Is that right? I’ve read a fair number of the supporting works and that doesn’t ring a bell, so where is that said.
I thought it was more that Gandalf’s job was not to wade in and use might and magic to sort things out for the residents of middle earth - instead his brief was to be a mentor and catalyst, using minimal magic except at need.
The diminution of Saruman wasn’t because he spent all day magicing things up.
That’s how the evil boys became wisps- by pouring their being into arda. Saruman became diminished by expediting the creation of orcs, Sauron hollowed himself out creating the ring, and Morgoth spent his soul making femboys into ugly bastards (and flame demons). And you’re correct, but my comment was already long enough to dissuade most from reading it so I cut detail. No one reads multi-paragraph comments on checks notes /c/greentext.
Got a reference for that? I’ve read tons of Tolkien’s stuff surrounding the world building of Middle Earth, but I don’t recall the exchange of self for magic usage.
There’s a lot of lore regarding Tolkien’s world, I easily could have missed something. Many other universes that use magic definitely have a quid pro quo cost for that usage, and I wouldn’t be surprised if there were something in the LOTR universe that mentions it in passing. There’s quite a bit about Gandalf’s magic usage (or mostly lack thereof, for such an incredibly powerful character his usage is very sparing) and I’d be curious if there’s a canon writing from Tolkien that backs up the reasoning for that, like loss of life energy or whatever.
I’ve read the Silmarillion twice, and it’s sort of the “Genesis” story and Old Testament of the LOTR world. All the Old Gods, their squabbles, creation of Elves, Dwarves, Men, etc. I don’t think I would have missed the exchange of magic for life, though there is definitely an inferred consequence that use of magic takes a toll like overexerting oneself, especially when battling another magical being, but that seemed more of a plot tool used to arrange characters as needed. Plenty of evidence that baddies keep coming back and get stronger, and also some evidence that lack of magical beings in the world makes the world less magical as a whole - iow, this world doesn’t have permanent magic affixed to the place, it almost seems like it needs believers and practitioners for it to exist, and as they die or depart West, magic ceases to functionally exist along with the “ascent of Man” at the end of LOTR.
Plenty of fictional universes do exact a price from the magic user for their power, perhaps you got another entwined with Tolkien's work?
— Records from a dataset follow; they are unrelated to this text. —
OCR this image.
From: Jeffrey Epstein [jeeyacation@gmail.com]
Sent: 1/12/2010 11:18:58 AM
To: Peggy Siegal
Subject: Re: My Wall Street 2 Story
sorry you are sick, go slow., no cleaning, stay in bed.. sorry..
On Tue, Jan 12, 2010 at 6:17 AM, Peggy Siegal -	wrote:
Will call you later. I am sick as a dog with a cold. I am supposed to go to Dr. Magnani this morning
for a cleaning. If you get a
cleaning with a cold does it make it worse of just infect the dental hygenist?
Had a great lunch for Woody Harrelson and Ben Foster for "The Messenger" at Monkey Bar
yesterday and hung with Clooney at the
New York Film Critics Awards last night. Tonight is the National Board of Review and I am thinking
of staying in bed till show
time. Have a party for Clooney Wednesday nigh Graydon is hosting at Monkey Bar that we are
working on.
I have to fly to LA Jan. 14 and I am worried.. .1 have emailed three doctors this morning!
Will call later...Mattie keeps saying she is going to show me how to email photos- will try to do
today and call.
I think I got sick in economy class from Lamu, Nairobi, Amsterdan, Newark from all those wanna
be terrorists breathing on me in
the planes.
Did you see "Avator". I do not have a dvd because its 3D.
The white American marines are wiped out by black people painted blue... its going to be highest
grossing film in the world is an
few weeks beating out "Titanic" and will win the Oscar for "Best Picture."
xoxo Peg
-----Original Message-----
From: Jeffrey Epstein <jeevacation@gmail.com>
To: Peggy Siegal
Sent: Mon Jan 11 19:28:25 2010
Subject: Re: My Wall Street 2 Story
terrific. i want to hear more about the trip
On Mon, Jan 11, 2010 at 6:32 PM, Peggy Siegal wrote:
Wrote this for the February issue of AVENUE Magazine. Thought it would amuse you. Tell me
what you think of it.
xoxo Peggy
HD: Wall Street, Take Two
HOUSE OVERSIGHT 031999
Either way, if you recall it, I'm interested in seeing any reference.
Don't call me out like that. I read your comments but the person above you idk what they said after the first paragraph and had to go back in shame. The line breaks kill me for some reason
Morgoth did legitimately create ugly bastards from femboys. He warped the song of creation, causing orcs to come about- orcs who would otherwise have been salivatingly androgynous elves. Eru illuvatar was quoted as saying “not bad.” Genuinely canon, albeit paraphrased.